While on one hand discouraging, on the other hand integrating, why did OpenClaw specifically push a project with a cryptocurrency tokenomic structure to the forefront?

Venice's Background: A Crypto OG Doing AI, What Will It Become?
To understand Venice, one must first understand OpenClaw's positioning. It is an open-source self-hosted AI agent platform that can integrate with chat software to become a user's 24/7 private assistant, helping with tasks such as email communication and calendar management, but OpenClaw itself does not provide AI Large Language Model (LLM) capabilities, serving merely as an "execution and routing layer". True intelligence (thinking, planning, generating responses) must come from external model providers.
Venice is a privacy-focused, censorship-resistant generative AI platform, positioned as a decentralized version of ChatGPT. The project was launched in May 2024 without any fundraising, no VC rounds, entirely self-funded by founder Erik Voorhees.

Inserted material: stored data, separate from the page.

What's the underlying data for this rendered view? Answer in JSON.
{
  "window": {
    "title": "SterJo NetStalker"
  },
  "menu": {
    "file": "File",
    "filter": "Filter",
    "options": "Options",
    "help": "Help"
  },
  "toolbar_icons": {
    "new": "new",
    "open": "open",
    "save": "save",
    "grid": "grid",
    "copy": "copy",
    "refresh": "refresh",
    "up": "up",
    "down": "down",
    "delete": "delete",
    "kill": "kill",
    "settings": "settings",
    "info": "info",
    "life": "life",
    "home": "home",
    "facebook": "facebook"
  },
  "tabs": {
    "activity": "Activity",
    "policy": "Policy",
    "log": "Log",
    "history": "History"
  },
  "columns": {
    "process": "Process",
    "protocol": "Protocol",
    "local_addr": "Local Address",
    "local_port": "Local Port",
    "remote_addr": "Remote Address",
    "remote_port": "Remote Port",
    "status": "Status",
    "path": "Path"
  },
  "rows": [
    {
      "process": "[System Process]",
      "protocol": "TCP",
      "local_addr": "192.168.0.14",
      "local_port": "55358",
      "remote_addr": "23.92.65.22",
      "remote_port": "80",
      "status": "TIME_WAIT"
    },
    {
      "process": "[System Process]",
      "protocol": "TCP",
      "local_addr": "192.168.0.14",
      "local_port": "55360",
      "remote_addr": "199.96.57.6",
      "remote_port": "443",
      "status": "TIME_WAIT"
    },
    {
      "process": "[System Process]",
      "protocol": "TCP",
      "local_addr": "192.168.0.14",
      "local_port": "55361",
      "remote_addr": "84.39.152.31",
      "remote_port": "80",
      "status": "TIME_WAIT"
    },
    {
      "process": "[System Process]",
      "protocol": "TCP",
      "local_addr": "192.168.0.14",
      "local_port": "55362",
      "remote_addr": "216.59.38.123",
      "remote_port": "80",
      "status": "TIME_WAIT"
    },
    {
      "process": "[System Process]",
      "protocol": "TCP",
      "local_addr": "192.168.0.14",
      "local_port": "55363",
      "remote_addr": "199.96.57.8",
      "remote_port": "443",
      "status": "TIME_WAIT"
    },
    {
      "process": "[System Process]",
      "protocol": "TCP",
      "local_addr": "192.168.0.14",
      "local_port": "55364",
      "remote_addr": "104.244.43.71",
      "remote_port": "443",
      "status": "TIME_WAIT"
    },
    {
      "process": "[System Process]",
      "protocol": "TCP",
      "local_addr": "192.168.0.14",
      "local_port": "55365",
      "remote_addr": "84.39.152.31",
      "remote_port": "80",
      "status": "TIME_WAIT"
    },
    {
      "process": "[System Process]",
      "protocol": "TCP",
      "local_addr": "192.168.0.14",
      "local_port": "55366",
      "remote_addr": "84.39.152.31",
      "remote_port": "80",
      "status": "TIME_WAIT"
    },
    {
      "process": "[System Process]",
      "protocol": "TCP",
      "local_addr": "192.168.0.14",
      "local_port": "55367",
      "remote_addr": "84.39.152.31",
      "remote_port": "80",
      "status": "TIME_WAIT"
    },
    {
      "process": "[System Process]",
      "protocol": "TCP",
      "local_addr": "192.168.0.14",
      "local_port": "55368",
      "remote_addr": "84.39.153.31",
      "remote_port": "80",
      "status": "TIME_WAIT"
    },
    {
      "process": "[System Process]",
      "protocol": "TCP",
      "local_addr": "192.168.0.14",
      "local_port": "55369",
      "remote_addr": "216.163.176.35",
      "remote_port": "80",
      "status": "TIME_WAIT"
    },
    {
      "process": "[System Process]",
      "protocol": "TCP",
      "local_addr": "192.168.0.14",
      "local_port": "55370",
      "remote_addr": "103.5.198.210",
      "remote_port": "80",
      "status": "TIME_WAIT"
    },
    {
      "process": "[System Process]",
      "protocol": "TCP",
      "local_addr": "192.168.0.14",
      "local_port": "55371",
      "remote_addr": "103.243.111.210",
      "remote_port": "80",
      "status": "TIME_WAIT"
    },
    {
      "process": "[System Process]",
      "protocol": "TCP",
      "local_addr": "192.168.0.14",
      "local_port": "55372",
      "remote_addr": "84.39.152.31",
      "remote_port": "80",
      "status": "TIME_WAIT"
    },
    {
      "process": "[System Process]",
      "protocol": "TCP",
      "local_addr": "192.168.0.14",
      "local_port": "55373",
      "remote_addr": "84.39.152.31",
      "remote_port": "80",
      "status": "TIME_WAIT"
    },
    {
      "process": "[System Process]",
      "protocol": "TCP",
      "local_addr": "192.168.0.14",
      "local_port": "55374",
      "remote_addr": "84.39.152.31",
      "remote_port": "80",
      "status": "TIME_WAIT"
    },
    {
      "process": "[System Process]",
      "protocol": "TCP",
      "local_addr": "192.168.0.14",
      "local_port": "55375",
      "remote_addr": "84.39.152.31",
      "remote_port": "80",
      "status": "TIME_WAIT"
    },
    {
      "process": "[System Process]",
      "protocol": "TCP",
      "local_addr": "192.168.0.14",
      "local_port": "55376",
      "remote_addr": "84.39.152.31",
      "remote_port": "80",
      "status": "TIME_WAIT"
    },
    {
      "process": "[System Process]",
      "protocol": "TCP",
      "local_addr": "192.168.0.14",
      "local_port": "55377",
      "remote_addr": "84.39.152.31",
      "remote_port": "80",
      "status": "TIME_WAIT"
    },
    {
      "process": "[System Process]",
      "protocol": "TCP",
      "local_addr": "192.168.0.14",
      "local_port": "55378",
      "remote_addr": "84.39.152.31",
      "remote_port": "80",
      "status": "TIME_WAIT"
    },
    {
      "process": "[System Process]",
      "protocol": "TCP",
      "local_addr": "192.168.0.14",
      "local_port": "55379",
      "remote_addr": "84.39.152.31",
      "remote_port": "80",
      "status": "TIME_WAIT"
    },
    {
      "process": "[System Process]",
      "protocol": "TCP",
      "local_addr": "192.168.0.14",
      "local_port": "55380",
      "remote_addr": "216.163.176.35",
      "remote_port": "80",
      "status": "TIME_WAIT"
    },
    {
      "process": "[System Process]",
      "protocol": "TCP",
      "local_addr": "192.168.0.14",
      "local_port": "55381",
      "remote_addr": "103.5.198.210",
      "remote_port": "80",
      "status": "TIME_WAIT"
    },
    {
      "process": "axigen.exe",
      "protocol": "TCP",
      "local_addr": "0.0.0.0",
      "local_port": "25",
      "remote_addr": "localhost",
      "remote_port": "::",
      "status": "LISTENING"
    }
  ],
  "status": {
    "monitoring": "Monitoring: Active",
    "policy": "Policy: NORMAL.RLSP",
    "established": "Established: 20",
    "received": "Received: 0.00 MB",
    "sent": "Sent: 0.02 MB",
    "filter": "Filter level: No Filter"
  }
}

Erik Voorhees himself is a crypto OG, entering the crypto industry in 2011. After the Mt. Gox collapse in 2014, he founded one of the earliest batches of exchange platforms emphasizing non-custodial and privacy-first principles, ShapeShift. In 2021, he chose to transition ShapeShift to DAO governance, completing its decentralization. His career trajectory seems to revolve around "reducing reliance on centralized structures."
Another key figure in the team is Teana Baker-Taylor, with an impressive background having served as an executive at HSBC, Circle, Binance, Crypto.com, overseeing operations and compliance. Most other team members remain anonymous or low-key. Based on current publicly available data, the Venice team consists of roughly around 20 members.
The current OpenClaw model provider lineup includes 22 companies, including major tech giants such as Amazon, Anthropic, and Cloudflare. In terms of scale and branding, Venice is clearly not the most prominent, and can even be said to be the least eye-catching. However, it was previously highlighted and recommended in the official documentation as a model provider with a native Tokenomics system. Nevertheless, it is possible that this highlighting was a documentation merge error, as the highlight has now been removed. However, Venice had already been listed as a model provider in OpenClaw's lineup at an earlier time.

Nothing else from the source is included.